The father’s first cry was faraway. Then he came barreling, yelling now: Melanie! Melanie! East spun away—where was his gun, even? He kept his face hidden, for being spotted by her was not like being spotted by him. She was a witness; he was the target. He was the one who knew too much. East cleared his throat, but as he did, she reached her suitcase, and he heard the other pair of feet sliding to a stop on the piney ground: his brother. Arrived.

Ty said, “Here we go, E. Is it him?”

East nodded. “It’s him.”

The judge stopped at the door. East watched him stare and then smile. Half laughing, a curious voice: “Do I know you boys?”

Ty’s arm came up and a growl rose from his throat, a reproach. Then he fired through the screen door. Two shots, three. East heard them punch the man, heard the long, failing gasp.

The girl tugged the suitcase and shut her eyes. Opened her mouth, but nothing came out.

Her father hit the floor. Walter arrived.

“He finished?”

Ty leveled the gun at the girl, who hadn’t unsqueezed her eyes. She clutched the black handle.

“Not her,” East said.

Pock. Pock. Twice his brother shot. The noise ripped the black yard. “No,” East said, but already she was falling, the suitcase toppling over her.

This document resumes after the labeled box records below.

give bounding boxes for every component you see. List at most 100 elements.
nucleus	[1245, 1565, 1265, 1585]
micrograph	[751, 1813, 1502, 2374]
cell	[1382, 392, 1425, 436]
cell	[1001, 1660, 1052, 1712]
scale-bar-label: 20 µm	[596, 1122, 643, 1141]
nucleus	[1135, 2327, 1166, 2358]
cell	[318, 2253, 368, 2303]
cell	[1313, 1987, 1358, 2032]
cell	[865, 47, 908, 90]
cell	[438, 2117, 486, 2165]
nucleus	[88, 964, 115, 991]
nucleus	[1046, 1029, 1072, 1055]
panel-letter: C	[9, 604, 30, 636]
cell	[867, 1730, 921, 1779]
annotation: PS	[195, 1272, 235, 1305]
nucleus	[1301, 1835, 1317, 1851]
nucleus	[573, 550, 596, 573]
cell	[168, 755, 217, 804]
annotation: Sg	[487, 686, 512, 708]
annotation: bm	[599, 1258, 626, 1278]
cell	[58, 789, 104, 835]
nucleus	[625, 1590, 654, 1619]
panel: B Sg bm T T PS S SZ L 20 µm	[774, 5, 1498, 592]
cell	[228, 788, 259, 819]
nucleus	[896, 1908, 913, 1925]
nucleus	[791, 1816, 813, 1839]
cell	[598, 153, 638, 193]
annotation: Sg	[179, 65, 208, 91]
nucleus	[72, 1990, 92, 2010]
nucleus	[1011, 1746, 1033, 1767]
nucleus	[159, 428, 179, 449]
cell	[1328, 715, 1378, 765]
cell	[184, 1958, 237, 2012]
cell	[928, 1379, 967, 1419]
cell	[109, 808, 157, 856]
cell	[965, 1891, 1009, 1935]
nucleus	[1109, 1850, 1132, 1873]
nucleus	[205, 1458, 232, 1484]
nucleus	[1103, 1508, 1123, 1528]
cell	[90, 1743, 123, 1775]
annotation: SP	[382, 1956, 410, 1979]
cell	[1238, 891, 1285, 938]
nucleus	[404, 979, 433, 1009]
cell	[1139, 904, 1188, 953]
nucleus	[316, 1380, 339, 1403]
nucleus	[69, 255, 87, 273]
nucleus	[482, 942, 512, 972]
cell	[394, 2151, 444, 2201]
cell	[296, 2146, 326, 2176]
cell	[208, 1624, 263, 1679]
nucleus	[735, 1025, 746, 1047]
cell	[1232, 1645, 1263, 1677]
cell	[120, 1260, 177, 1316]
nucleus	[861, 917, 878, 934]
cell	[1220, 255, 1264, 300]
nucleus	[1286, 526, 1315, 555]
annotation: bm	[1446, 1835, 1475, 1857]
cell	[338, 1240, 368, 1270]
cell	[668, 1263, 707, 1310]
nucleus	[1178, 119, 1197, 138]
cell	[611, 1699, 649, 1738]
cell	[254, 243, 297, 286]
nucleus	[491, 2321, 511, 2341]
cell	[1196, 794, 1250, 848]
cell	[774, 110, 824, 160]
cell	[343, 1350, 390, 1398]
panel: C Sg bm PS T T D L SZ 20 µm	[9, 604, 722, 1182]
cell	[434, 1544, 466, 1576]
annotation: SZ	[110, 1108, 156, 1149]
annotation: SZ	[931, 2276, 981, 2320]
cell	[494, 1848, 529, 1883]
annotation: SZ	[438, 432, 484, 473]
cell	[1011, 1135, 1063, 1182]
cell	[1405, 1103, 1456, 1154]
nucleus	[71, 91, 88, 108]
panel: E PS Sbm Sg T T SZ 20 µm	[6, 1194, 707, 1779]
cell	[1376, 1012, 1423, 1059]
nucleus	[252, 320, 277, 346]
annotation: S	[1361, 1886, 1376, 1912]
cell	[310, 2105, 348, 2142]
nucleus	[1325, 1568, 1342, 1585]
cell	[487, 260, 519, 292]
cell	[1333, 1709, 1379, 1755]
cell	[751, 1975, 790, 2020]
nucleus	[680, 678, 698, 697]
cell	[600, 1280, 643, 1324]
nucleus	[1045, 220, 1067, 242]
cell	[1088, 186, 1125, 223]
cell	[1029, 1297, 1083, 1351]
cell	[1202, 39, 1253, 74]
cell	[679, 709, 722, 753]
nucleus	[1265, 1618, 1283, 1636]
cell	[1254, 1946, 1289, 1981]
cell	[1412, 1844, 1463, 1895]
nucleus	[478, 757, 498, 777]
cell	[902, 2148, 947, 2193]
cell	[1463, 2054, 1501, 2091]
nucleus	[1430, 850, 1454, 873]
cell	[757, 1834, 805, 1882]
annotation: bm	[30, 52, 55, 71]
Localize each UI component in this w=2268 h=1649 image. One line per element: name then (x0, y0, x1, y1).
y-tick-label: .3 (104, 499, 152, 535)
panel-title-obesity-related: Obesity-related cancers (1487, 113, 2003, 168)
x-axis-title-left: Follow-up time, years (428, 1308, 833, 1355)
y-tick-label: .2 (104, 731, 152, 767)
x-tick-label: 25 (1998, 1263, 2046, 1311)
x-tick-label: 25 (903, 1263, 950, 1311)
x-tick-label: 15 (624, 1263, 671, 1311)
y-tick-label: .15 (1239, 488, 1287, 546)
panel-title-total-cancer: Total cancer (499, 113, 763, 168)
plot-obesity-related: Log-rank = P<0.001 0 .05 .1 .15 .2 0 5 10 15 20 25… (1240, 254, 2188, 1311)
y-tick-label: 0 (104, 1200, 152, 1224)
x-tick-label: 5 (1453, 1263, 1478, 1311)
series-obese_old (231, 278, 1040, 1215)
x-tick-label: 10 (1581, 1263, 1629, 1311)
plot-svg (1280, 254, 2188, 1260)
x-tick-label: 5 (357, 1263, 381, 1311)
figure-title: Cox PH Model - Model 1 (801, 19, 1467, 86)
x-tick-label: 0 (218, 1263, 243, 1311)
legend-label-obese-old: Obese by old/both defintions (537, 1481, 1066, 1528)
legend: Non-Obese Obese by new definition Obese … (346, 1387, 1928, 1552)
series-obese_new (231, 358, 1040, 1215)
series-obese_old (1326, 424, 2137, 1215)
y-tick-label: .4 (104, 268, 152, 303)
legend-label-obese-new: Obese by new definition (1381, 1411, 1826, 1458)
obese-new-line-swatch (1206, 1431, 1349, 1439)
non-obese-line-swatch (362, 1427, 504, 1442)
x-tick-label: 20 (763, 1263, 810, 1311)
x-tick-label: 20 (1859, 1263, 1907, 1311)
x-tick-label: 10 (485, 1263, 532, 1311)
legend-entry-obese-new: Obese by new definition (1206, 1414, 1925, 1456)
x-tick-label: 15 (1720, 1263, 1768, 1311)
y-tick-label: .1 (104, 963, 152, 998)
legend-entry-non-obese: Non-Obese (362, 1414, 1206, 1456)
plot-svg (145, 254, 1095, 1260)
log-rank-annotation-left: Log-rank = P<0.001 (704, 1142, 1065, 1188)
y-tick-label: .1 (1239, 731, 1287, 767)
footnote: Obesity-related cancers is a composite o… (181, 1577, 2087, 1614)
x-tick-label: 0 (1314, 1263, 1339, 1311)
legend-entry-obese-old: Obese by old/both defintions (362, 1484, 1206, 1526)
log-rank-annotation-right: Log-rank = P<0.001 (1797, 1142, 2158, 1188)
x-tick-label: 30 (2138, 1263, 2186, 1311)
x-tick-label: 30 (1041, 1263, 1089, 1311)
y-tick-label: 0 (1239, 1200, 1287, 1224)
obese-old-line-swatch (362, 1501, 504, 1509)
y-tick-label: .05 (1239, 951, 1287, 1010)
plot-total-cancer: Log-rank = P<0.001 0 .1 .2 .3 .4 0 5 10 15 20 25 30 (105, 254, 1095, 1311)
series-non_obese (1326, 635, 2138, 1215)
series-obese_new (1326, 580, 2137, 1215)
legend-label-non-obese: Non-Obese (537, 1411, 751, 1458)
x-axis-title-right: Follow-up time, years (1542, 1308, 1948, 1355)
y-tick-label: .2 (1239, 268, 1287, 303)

Walter’s face was pale, stretched. “Is he finished, I said.”

“Three in the heart,” Ty said. “That’ll do. He’s the right dude?”

East dropped the pine bough. “He’s the one,” he murmured.

And the girl. The girl with her face going still in the lamplight. In the dark, she had the Jackson girl’s face. That same all-seeing look, into a world where nothing moves. East stood near her. “I told you not to,” he said.

“My call. I did it. That was what we said,” said Ty. “No time to talk about it.”

“You want to lose that gun, man,” Walter pointed out.

“No,” said Ty. “Ain’t the way it works. Right now I got to find my shoes.”

He sprinted, dirty socks, back to where he’d mounted the window. East staggered away. The gunshots still echoed around the spaces of his brain. Seconds were passing.

Lights in a house deeply set behind pines. But they might have been on before.

Ty’s feet scrambling in the needles behind the house. Every sound carrying sharply now, every breath leaving its shape like ghosts in the air.

“We got to go,” Walter urged. “East. We got to leave.”

“I know it.” East’s neck crawled. He did not look at the two dark piles, the man behind the door, and the other, under the black suitcase toppled over. He stared down the cleared channel beside the lit, empty house.